We then have a superficial discussion of ethical theory before embarking on stem cells and cloning. Well. In his enthusiasm to see the benefits of human embryonic stem cell research proceed, Collins suggests that, although an embryo is a potential human life, it is difficult to be sure when that life should be protected. In short, he argues that by allowing IVF, we are endorsing conditional destruction of embryos and therefore can justify the use of excess frozen IVF embryos in destructive research. He also offers reasons why we should not object to destructive research on human embryos created by cloning. He does not commit himself to a view on the ethics of preimplantation genetic diagnosis (which involves the discarding of human embryos) and hesitates to endorse faith-based bioethics. I won’t go into the flaws of his moral reasoning; suffice to say he does not seem to have thought through the implications of his comments. It is true that regenerative medicine holds great promise and should be supported, but that does not mean the ends justify the means (see Romans 3:8). An embryonic human surely remains human and holds its moral value regardless of location, genetic makeup and intended use. Indeed, recognition of these premises has subsequently led to scientific breakthroughs that have obviated the need for human embryo destruction.
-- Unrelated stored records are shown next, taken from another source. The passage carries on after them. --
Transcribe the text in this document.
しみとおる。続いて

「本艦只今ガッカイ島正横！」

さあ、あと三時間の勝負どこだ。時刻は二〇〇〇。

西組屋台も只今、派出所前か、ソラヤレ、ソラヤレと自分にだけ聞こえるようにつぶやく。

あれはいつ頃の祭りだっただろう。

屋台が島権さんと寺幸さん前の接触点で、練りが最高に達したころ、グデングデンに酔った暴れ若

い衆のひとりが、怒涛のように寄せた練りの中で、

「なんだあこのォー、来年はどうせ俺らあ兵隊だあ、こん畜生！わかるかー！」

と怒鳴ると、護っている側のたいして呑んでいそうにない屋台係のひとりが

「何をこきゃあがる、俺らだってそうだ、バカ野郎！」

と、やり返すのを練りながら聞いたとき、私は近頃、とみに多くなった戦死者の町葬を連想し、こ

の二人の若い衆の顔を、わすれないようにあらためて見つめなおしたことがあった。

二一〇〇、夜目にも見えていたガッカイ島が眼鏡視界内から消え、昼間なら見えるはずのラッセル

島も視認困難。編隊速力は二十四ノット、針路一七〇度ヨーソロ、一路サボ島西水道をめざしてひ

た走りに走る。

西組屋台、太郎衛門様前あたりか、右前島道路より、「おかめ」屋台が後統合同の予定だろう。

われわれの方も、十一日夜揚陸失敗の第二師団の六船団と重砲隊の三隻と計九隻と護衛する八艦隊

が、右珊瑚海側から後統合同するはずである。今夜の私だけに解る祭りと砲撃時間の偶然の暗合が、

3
We finally see how he got into trouble at the end of this section when he articulates his desire to find a consensus between those who wish to justify questionable moral acts in attempts to follow the mandate to heal and those who wish to follow the moral obligation to do no harm. The stem cell debate is a good example. I appreciate his desire to find the compromise position, as he has done in the body of the book. However, I think he has missed the point here. When one side determines right from wrong on the basis of the consequences of their actions, and the other side observes absolute values where some things should never be done regardless of consequences, there is no consensus position. They will always disagree because they are looking at different parts of the equation. We must be vigilant to make sure we do not compromise our own values in the search for consensus.
So, what is my judgement? With his reasoned approach, Collins has made a valuable contribution to the faith versus science debate. I found it an easy read and expect that his scientific credentials and accessible explanations for nonscientists will do much to ease Christian hostility to science, and scientific hostility to the church. I would recommend this book to both groups, though I would probably tear out the appendix before giving it to them.